For analyzing I/O via perf and looking at kernel stacks, I'm surprised that would work. I'd think that perf will not show you much waiting on the network, because the netpoller implementation in Go uses epoll and friends to make that non-blocking under the hood. For disk I/O it probably works. Maybe I'm missing something?
If you look at the slow path, there are many interesting paths that a lock can take in there. They are all potentially interesting when you're debugging contention.
> The ability to monitor go programs with a very high sampling frequency — up to 10s of microseconds
I'm curious about the overhead of this and will probably try to measure. This work certainly overcomes the limitations of setitimer(2) for sampling rate, but faster sampling is going to increase the performance overhead significantly.
In particular Go's built-in stack unwinding APIs use gopclntab (which is Go's Plan9 inspired version of eh_frame). This is rather slow compared to frame pointer unwinding (up to 55x in my testing). I think on average you can expect to spend at least 1 microsecond on unwinding, and then some additional time hashing the stack and updating the in-memory profile (perhaps another microsecond? I haven't measured this part yet).
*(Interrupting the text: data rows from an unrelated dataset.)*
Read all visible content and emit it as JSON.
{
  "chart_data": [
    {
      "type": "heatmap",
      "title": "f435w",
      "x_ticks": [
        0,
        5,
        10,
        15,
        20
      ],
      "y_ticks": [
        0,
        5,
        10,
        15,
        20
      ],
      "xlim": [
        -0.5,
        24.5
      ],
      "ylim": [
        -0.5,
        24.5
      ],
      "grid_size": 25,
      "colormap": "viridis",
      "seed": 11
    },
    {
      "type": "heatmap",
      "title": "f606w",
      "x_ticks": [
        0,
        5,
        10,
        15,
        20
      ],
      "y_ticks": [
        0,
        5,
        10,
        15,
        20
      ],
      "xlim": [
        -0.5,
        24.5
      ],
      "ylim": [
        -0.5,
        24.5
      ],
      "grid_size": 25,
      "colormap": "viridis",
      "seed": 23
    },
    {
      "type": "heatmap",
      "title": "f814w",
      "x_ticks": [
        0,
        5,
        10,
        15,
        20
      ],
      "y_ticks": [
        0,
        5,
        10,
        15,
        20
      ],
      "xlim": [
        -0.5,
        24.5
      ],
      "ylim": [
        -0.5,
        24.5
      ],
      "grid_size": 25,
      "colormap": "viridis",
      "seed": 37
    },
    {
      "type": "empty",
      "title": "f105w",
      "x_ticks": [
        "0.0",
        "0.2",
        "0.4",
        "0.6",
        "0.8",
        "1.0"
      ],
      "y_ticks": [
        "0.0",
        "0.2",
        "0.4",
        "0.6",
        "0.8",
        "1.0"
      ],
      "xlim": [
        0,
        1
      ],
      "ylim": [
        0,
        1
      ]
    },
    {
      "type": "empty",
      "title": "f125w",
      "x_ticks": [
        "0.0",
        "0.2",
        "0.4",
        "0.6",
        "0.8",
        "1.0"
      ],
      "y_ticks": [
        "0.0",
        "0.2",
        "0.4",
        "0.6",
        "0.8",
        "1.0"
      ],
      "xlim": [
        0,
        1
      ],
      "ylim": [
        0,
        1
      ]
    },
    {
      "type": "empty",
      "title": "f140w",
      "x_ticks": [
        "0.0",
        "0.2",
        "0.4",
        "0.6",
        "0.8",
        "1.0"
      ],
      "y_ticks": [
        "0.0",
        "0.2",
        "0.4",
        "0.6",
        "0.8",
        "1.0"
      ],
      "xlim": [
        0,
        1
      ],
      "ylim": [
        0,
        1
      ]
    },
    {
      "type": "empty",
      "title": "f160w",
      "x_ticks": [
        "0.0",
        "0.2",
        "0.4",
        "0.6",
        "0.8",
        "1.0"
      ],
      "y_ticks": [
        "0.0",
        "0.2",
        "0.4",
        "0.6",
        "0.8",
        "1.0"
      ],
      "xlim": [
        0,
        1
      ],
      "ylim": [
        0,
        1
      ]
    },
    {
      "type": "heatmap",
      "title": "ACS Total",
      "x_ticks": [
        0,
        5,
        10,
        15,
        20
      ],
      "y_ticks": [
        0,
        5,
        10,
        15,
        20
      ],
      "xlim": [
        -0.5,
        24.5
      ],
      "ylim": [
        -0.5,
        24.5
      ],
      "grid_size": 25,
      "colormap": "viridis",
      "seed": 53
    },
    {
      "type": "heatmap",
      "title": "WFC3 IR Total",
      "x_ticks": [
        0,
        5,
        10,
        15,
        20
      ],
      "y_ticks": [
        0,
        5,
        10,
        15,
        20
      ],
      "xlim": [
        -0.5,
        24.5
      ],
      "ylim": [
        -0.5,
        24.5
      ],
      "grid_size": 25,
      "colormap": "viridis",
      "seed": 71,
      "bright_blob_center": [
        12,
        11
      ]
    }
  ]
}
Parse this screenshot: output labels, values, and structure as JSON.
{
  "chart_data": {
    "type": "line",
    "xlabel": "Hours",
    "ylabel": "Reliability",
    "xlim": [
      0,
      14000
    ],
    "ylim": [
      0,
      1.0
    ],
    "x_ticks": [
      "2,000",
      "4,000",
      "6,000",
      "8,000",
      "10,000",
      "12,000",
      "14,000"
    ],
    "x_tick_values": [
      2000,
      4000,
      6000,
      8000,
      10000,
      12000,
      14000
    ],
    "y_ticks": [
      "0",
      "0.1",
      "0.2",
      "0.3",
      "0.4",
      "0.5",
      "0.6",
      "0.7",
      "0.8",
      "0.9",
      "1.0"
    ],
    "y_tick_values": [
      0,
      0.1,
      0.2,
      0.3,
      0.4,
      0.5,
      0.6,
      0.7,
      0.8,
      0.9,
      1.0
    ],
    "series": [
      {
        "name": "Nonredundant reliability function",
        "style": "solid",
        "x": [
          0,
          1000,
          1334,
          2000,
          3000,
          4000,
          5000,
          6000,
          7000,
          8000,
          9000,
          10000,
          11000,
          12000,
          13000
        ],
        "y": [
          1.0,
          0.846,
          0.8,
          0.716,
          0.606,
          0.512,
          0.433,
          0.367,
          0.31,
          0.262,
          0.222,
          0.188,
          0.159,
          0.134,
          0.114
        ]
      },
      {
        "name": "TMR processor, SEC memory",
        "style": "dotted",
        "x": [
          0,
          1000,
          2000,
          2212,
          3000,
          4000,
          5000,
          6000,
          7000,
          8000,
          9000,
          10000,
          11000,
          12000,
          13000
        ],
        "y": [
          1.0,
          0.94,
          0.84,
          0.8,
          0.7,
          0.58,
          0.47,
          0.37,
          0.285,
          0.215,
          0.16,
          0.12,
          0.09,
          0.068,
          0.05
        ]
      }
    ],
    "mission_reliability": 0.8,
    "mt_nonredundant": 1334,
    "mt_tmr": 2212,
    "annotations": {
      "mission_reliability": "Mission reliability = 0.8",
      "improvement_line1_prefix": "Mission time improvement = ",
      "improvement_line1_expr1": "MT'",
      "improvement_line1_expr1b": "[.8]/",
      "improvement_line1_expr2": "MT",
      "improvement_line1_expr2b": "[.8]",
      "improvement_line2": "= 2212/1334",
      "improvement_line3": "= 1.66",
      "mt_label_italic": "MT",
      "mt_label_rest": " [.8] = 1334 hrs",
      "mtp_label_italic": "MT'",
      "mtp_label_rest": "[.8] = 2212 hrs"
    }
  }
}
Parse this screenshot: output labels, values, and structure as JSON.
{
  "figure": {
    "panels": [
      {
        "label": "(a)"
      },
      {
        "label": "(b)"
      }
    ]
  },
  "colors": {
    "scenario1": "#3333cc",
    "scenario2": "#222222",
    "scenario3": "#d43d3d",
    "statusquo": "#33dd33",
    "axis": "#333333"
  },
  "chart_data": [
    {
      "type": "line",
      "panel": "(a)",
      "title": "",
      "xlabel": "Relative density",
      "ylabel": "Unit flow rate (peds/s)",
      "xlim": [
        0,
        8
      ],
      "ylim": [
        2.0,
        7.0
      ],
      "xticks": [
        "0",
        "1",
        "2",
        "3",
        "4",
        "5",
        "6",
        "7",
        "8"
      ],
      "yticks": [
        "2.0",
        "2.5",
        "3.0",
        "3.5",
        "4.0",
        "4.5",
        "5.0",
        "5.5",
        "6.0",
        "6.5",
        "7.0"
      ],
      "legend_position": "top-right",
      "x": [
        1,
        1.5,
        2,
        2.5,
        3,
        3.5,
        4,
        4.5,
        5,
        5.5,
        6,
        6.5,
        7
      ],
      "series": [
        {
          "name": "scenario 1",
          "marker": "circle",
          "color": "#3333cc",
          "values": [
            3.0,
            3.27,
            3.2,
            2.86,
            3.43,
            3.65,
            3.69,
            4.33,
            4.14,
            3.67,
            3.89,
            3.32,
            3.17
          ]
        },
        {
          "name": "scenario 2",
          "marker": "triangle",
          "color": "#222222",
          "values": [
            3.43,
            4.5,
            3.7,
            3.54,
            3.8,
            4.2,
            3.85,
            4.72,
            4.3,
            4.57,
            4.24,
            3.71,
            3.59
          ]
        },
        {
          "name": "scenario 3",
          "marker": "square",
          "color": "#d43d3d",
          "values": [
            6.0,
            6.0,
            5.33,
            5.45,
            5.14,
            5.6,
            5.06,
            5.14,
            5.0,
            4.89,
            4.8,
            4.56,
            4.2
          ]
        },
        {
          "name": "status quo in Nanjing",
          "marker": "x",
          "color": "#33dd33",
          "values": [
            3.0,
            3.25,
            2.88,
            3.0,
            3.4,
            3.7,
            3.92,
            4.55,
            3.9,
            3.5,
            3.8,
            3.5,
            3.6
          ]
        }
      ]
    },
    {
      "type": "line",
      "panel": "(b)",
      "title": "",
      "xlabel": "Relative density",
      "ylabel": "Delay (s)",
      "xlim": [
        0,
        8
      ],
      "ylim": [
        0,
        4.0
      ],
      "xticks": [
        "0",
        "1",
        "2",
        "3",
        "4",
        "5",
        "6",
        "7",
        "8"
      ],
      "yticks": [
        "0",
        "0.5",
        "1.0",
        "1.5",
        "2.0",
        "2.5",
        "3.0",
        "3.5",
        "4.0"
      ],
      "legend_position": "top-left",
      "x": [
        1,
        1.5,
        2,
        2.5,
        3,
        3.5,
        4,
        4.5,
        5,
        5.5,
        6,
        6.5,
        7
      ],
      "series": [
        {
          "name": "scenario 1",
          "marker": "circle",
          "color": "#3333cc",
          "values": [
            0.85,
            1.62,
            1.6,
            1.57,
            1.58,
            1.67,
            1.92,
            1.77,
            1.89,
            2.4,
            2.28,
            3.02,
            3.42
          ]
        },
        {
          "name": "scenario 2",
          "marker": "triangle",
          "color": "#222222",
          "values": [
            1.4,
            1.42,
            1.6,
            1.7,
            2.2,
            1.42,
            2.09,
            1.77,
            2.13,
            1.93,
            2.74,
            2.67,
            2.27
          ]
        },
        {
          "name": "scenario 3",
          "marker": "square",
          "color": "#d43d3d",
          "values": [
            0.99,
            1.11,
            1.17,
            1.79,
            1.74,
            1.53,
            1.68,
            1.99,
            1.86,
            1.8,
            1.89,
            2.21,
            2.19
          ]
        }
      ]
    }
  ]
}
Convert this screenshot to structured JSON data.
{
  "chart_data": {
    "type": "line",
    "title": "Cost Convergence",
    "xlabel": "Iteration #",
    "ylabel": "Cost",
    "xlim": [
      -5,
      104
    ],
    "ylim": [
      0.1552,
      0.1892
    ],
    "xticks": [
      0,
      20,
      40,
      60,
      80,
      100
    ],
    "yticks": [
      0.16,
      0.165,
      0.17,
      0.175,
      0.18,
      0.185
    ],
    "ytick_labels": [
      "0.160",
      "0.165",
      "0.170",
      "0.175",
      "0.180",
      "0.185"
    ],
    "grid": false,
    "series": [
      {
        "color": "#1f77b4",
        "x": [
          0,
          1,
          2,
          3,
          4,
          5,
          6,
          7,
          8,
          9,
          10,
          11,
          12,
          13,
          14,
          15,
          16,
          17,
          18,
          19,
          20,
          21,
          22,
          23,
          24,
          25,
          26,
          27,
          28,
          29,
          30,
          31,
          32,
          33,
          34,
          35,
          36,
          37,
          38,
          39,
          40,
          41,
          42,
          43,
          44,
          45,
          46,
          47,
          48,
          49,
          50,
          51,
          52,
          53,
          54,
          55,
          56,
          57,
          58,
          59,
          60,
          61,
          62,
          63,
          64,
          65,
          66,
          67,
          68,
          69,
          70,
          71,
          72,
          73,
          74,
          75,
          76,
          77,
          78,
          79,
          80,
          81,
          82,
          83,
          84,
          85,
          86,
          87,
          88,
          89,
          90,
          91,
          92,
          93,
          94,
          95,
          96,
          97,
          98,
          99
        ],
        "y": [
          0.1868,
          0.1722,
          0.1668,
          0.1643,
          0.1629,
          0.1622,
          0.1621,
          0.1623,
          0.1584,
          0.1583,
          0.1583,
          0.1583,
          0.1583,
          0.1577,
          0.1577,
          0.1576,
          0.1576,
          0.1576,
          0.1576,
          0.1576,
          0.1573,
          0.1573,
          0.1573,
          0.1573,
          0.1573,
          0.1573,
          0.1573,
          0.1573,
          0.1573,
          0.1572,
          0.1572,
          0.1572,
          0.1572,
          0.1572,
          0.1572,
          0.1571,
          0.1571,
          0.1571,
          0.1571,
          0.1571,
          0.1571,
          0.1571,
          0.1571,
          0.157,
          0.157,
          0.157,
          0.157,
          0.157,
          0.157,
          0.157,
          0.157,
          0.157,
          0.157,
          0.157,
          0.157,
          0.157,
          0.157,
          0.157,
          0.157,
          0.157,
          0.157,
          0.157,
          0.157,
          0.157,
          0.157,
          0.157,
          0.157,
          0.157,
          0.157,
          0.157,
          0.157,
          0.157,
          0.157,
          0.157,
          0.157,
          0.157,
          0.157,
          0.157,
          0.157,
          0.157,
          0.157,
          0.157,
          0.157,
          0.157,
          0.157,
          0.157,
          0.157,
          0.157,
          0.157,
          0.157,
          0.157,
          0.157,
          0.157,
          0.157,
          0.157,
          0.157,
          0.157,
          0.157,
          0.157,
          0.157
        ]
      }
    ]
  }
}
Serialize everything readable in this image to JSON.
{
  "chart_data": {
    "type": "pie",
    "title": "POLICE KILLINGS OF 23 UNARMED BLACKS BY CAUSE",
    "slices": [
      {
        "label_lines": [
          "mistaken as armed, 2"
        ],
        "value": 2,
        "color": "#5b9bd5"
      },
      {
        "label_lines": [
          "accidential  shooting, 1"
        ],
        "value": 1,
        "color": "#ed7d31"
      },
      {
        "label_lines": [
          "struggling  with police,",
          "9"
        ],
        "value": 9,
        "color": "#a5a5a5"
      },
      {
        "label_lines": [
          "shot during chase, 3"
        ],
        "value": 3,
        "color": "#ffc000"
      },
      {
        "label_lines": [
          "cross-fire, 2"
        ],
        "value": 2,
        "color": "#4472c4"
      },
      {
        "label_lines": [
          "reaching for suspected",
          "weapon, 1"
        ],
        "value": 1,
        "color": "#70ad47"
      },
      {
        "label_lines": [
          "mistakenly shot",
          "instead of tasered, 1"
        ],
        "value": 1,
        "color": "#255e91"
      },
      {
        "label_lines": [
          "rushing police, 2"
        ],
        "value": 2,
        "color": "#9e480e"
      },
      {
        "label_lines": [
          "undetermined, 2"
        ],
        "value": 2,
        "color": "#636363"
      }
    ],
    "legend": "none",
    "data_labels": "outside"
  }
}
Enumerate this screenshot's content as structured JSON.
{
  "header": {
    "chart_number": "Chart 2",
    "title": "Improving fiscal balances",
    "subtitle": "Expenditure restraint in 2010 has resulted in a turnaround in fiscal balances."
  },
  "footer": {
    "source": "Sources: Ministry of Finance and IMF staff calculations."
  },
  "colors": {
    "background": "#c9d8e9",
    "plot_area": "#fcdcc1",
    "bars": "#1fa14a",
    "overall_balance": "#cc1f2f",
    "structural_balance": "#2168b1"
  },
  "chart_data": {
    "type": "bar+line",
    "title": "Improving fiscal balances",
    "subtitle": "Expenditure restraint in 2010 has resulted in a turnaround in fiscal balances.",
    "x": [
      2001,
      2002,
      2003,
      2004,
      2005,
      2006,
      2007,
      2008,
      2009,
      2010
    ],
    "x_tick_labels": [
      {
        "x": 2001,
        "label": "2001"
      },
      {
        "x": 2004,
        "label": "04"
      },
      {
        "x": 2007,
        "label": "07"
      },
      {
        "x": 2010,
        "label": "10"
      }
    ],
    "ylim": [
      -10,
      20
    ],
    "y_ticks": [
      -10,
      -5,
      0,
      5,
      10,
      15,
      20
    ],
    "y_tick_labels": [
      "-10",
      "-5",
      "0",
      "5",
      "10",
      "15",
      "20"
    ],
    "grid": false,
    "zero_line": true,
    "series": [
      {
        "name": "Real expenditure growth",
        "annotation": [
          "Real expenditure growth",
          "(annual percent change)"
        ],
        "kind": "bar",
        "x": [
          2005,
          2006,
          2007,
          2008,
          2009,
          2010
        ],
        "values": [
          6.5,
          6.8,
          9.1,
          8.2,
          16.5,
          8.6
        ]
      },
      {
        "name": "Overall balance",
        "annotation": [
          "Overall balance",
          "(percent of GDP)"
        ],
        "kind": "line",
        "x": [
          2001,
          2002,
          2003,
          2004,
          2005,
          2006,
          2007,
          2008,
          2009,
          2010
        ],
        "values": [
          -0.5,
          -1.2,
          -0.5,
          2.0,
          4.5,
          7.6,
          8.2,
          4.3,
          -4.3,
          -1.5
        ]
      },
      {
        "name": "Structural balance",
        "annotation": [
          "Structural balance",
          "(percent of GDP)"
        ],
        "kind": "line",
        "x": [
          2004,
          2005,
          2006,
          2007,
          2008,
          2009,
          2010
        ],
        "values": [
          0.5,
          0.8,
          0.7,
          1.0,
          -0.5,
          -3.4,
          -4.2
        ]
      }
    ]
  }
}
I've started writing some of this up here  but it's still WIP.
Anyway, based on the above, sampling every 10usec will likely slow the target program by ~20%. This is probably a very optimistic estimate because it doesn't take into account all the CPU cache thrashing that will happen.
As I said, I'll try to take a closer look later, but if anybody has some insights/comments here I'd be very interested.
Disclaimer: I work at Datadog on Continuous Go Profiling, but I'm here speaking for myself.
Also, if anyone reading isn't familiar with sampling profilers, Felix gave a great talk explaining them: https://github.com/felixge/talks/blob/master/fgprof/
I'm really looking forward to taking it for a spin soon and see how far the sampling rate can be pushed without introducing noticeable overhead in practice!
The only real downsides to tracing over sampling is that the overhead is higher than low resolution sampling down to ~100 usecs per sample (single-digit to low double digit overhead) and that any performant solution basically requires instrumentation and thus results in small overhead if you want it to be runtime toggleable and requires tooling support to inject. However, given the immense benefits, it is baffling that companies continue to struggle with such minimal tooling and platforms that only have such tooling available.
Too bad it's a fork of Go runtime. As @akshayshah mentioned, it seems like Go team is hesitant about straight up merging this. I wonder if a better approach would be to open up Go runtime apis so that this can be a module instead of a whole fork. I think opening up these APIs would also enable more innovation in profiling space.
The author claims that ground truth is that each goroutine utilizes 10% of the CPU time (so stipulated that this should be the case). But, what if the results shown are accurate, i.e. that the results are the actual CPU time (because of idiosyncrasies of scheduling between the OS, the go runtime, and anything else happening on that system).
Does running the new profiler show less variance in the results from that initial experiment? Showing this result would strengthen the claim that the "out of the box" solution is inaccurate.
But that crate doesn't (yet?) Use the hardware based perf counters, so this may not answer your actual question.